IEEE Trans Pattern Anal Mach Intell. 2016 Mar;38(3):462-75. doi: 10.1109/TPAMI.2015.2452921.
Improvement guarantees for semi-supervised classifiers can currently only be given under restrictive conditions on the data. We propose a general way to perform semi-supervised parameter estimation for likelihood-based classifiers for which, on the full training set, the estimates are never worse than the supervised solution in terms of the log-likelihood. We argue, moreover, that we may expect these solutions to really improve upon the supervised classifier in particular cases. In a worked-out example for LDA, we take it one step further and essentially prove that its semi-supervised version is strictly better than its supervised counterpart. The two new concepts that form the core of our estimation principle are contrast and pessimism. The former refers to the fact that our objective function takes the supervised estimates into account, enabling the semi-supervised solution to explicitly control the potential improvements over this estimate. The latter refers to the fact that our estimates are conservative and therefore resilient to whatever form the true labeling of the unlabeled data takes on. Experiments demonstrate the improvements in terms of both the log-likelihood and the classification error rate on independent test sets.

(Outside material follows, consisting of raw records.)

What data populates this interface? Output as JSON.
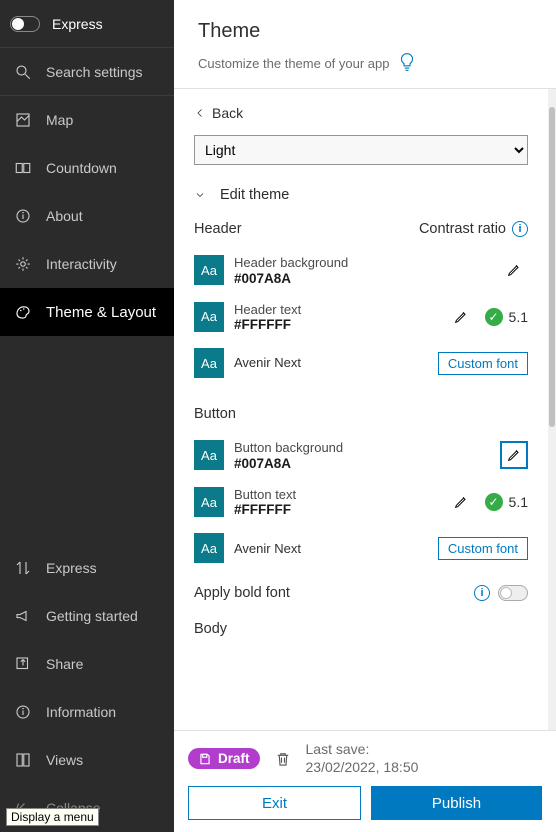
{
  "sidebar": {
    "express_label": "Express",
    "search_placeholder": "Search settings",
    "items": [
      {
        "label": "Map"
      },
      {
        "label": "Countdown"
      },
      {
        "label": "About"
      },
      {
        "label": "Interactivity"
      },
      {
        "label": "Theme & Layout"
      }
    ],
    "bottom": [
      {
        "label": "Express"
      },
      {
        "label": "Getting started"
      },
      {
        "label": "Share"
      },
      {
        "label": "Information"
      },
      {
        "label": "Views"
      },
      {
        "label": "Collapse"
      }
    ]
  },
  "header": {
    "title": "Theme",
    "subtitle": "Customize the theme of your app"
  },
  "content": {
    "back_label": "Back",
    "theme_selected": "Light",
    "edit_theme_label": "Edit theme",
    "sections": {
      "header_title": "Header",
      "button_title": "Button",
      "body_title": "Body"
    },
    "contrast_ratio_label": "Contrast ratio",
    "swatch_text": "Aa",
    "header_bg": {
      "label": "Header background",
      "value": "#007A8A"
    },
    "header_text": {
      "label": "Header text",
      "value": "#FFFFFF",
      "ratio": "5.1"
    },
    "header_font": {
      "label": "Avenir Next"
    },
    "button_bg": {
      "label": "Button background",
      "value": "#007A8A"
    },
    "button_text": {
      "label": "Button text",
      "value": "#FFFFFF",
      "ratio": "5.1"
    },
    "button_font": {
      "label": "Avenir Next"
    },
    "custom_font_label": "Custom font",
    "bold_label": "Apply bold font"
  },
  "footer": {
    "draft_label": "Draft",
    "last_save_label": "Last save:",
    "last_save_value": "23/02/2022, 18:50",
    "exit_label": "Exit",
    "publish_label": "Publish"
  },
  "tooltip": "Display a menu",
  "colors": {
    "swatch": "#0B7A8A",
    "accent": "#0079c1"
  }
}
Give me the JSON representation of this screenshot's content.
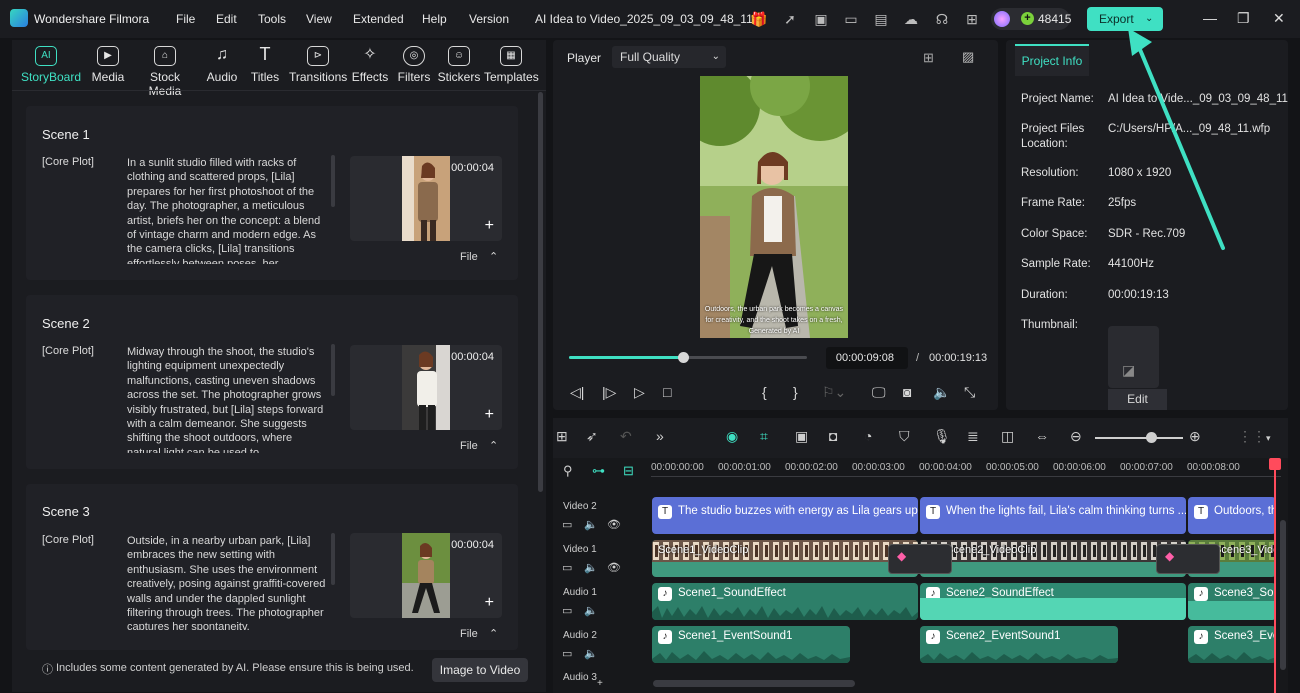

目前,仅在数据满足限制条件的情况下,才能为半监督分类器提供改进保证。我们提出了一种针对基于似然的分类器进行半监督参数估计的通用方法,对于这些分类器,在整个训练集上,根据对数似然,估计值在任何情况下都不会逊于有监督的解决方案。此外,我们还认为,在某些特定情况下,这些解决方案可能确实会优于有监督的分类器。在一个关于 LDA 的实例中,我们更进一步,实质上证明了其半监督版本严格优于有监督版本。构成我们估计原理核心的两个新概念是对比度和悲观度。前者是指我们的目标函数考虑了有监督的估计值,从而使半监督解能够明确控制相对于该估计值的潜在改进。后者是指我们的估计值是保守的,因此,无论未标记数据的真实标签采取何种形式,都能保持稳健。实验证明了在独立测试集上,对数似然和分类错误率方面的改进。